Les filles quant à elle étaient maintenant étendues par terre et s’entremêlaient dans une scène très excitante. Catherine était couchée sur les dos et Sandrine et Audrey entre ses jambes mêlaient leurs langues dans son sexe dégoulinant. Sandrine avait également mis un doigt dans l’anus de Catherine pendant qu’Audrey caressait la chatte de Sandrine avec son majeur. Elles gémissaient et soupiraient.
La vue des trois filles ensemble m’excita davantage et je mis plus d’énergie à ma fellation. Puis, je mis un doigt dans l’anus de Julien qui fut surpris et lâcha un râle de plaisir. Et tout à coup, Julien se retira de ma bouche et se pencha vers moi pour me masturber. Il regardait mon sexe et semblait hésiter. Je pris donc sa tête et la dirigeai vers mon pénis en érection. Il le suça et m’emmena au bord de l’explosion. Je lui fit signe d’arrêter.
Une fois bien excités tous les deux et un peu ébranlés par ce que nous venions de faire, nous décidâmes de nous joindre aux filles. La croupe d’Audrey bien relevée, je pouvais voir que sa chatte était bien mouillée. Sans hésiter, je m’insérai en elle. Elle en cria de plaisir. Elle décida de lâcher Catherine et Sandrine et se mit en équilibre à quattre pattes pour que je puisse la pénétrer sans problème. Pendant que je la pénétrais de toutes mes forces, elle criait sans arrêt et très fort, ce qui m’encourageait. Puis Sandrine a approché sa chatte du visage d’Audrey pour que celle-ci puisse la faire jouir. Ma position me donnait droit à un spectacle haut en couleur. Audrey léchait la chatte trempée de Sandrine pendant que celle-ci tenait ses lèvres bien écartées et se caressait le clitoris. Pilonnant Audrey, j’étais excité comme jamais et après quelques minutes, je me retirai et éjaculai sur ses belles fesses rondes. Audrey en émit un dernier cri de jouissance en même temps que Sandrine dont la cyprine inondait le plancher.

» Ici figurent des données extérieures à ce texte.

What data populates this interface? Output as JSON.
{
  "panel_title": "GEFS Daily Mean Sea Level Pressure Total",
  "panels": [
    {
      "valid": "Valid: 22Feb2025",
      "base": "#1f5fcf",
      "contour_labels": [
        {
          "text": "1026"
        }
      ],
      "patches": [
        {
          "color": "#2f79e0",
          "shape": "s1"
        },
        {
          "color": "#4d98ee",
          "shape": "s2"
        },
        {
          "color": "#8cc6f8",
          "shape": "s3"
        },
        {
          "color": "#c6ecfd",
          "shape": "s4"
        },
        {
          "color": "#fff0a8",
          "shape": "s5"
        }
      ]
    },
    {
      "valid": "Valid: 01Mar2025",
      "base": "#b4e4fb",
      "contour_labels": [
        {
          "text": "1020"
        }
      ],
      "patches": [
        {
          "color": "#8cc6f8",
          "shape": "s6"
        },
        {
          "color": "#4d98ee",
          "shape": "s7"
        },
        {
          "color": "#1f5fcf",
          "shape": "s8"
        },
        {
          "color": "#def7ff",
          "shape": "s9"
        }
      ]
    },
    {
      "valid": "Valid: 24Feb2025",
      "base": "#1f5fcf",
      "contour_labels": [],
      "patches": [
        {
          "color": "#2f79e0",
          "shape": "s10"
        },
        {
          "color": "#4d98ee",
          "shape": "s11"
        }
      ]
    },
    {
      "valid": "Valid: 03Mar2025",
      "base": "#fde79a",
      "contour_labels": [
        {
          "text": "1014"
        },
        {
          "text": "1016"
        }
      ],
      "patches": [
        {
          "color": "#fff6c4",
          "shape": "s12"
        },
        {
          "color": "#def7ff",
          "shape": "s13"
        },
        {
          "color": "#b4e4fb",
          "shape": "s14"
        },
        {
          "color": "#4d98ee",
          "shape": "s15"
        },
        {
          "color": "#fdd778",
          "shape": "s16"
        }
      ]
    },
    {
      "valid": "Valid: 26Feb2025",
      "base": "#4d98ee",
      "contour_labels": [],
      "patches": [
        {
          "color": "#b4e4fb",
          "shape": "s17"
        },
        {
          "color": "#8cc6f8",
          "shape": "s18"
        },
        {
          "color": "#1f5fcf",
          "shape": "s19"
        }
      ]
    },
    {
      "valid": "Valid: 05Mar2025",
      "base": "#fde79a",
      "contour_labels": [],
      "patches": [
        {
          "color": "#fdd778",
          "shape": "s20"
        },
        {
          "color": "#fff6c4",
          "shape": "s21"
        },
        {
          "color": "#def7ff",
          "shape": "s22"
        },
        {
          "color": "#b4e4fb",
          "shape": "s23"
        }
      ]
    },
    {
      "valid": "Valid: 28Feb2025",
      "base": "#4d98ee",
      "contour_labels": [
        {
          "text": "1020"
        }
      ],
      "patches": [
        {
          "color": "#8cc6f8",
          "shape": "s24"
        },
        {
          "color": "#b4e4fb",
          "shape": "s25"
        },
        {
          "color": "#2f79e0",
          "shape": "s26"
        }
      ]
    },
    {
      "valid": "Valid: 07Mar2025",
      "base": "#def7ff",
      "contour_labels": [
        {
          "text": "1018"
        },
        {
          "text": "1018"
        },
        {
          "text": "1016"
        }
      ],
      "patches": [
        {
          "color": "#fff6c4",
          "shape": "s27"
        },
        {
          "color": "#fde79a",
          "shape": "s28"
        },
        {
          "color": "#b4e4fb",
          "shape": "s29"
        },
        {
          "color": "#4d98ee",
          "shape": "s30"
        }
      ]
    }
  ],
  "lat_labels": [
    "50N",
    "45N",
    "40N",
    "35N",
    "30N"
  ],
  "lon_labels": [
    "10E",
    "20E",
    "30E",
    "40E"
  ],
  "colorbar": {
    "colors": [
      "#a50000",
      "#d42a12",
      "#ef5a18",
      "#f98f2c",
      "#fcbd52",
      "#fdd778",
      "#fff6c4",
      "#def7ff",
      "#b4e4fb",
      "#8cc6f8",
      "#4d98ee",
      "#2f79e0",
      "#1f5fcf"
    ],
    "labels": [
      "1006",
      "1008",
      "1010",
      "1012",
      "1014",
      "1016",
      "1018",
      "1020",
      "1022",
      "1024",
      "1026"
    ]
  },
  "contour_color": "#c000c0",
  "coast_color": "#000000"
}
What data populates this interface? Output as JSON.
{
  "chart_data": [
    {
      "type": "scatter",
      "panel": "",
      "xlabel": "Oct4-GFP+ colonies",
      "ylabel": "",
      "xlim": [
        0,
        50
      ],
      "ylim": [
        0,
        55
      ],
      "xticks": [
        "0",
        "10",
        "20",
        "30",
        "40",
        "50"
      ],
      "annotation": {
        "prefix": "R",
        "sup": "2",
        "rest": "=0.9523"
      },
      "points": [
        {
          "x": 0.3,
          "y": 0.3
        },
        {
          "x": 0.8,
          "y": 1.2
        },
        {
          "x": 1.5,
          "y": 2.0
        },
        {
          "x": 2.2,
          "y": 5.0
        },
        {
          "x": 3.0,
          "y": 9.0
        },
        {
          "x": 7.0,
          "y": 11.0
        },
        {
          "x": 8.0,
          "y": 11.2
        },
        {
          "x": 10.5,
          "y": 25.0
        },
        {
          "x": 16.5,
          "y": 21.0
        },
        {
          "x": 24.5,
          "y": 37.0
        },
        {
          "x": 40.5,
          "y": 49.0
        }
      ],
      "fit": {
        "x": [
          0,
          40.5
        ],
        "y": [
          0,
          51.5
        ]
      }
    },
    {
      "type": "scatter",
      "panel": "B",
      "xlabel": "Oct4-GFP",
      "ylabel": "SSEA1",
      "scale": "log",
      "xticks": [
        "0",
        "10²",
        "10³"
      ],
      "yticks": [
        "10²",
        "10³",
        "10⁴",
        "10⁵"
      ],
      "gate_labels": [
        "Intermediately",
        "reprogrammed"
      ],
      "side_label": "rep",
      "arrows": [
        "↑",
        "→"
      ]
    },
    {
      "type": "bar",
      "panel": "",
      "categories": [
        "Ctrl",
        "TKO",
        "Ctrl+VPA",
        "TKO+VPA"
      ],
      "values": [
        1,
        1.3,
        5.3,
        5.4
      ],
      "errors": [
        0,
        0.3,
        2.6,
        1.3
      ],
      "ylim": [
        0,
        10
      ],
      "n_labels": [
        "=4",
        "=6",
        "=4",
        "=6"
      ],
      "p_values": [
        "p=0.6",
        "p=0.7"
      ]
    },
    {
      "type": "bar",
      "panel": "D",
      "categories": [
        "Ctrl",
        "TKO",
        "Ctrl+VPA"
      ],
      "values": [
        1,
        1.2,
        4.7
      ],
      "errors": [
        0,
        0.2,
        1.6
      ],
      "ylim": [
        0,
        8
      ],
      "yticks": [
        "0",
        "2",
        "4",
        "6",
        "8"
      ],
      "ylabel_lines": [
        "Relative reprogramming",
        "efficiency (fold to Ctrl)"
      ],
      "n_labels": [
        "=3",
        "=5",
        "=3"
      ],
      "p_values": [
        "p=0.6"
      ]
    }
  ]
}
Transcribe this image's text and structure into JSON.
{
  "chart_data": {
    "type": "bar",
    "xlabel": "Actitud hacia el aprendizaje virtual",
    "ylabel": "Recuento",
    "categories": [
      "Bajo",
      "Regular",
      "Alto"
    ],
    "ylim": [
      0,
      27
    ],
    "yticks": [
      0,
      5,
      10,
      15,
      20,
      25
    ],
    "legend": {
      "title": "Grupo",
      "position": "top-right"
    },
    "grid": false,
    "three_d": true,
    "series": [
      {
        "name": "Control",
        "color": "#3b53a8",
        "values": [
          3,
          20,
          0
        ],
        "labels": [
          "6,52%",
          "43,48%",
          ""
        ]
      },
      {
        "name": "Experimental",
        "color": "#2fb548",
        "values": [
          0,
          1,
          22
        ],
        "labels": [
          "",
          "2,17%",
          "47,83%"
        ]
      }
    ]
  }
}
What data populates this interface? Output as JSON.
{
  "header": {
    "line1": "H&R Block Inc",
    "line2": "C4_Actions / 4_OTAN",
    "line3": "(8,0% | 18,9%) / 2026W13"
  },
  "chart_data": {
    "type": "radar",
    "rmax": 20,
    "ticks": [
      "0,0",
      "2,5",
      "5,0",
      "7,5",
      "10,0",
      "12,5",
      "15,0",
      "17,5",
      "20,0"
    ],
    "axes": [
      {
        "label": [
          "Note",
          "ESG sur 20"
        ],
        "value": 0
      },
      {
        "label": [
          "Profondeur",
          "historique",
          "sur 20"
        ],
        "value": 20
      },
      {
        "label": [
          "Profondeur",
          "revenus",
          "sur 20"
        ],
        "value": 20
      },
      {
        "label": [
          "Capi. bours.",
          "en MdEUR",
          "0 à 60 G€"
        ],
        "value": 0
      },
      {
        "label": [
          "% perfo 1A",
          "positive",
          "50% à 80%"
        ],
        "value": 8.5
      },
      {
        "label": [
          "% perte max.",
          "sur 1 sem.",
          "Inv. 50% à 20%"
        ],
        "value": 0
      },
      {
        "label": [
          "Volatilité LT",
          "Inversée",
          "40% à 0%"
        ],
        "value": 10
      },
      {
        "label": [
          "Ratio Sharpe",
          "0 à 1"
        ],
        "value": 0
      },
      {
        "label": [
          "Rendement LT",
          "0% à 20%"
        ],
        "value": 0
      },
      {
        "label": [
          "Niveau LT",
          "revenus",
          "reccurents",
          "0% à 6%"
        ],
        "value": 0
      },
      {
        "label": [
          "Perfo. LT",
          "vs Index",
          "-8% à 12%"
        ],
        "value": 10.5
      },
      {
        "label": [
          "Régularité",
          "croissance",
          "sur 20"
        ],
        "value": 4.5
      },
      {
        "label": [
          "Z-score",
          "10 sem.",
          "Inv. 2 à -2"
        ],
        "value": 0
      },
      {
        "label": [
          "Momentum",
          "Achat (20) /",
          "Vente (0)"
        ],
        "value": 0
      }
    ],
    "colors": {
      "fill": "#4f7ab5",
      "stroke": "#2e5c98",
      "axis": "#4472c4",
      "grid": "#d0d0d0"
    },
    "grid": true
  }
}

À côté de nous, Julien se chargeait de Catherine. En position du missionnaire, il la contrôlait parfaitement. Elle semblait vouloir se dagager de son emprise. Il la pénétrait de plus fort qu’il le pouvait.
Et Julien s’effondra sur elle en éjaculant dans son ventre ce qui lui restait dans les testicules.
Tous ensemble nous nous sommes endormis dans le sous-sol de la maison de Julien. Le lendemain, nous nous sommes promis de sortir plus souvent ensemble et Julien me remercia de lui avoir fait oublier Ariane.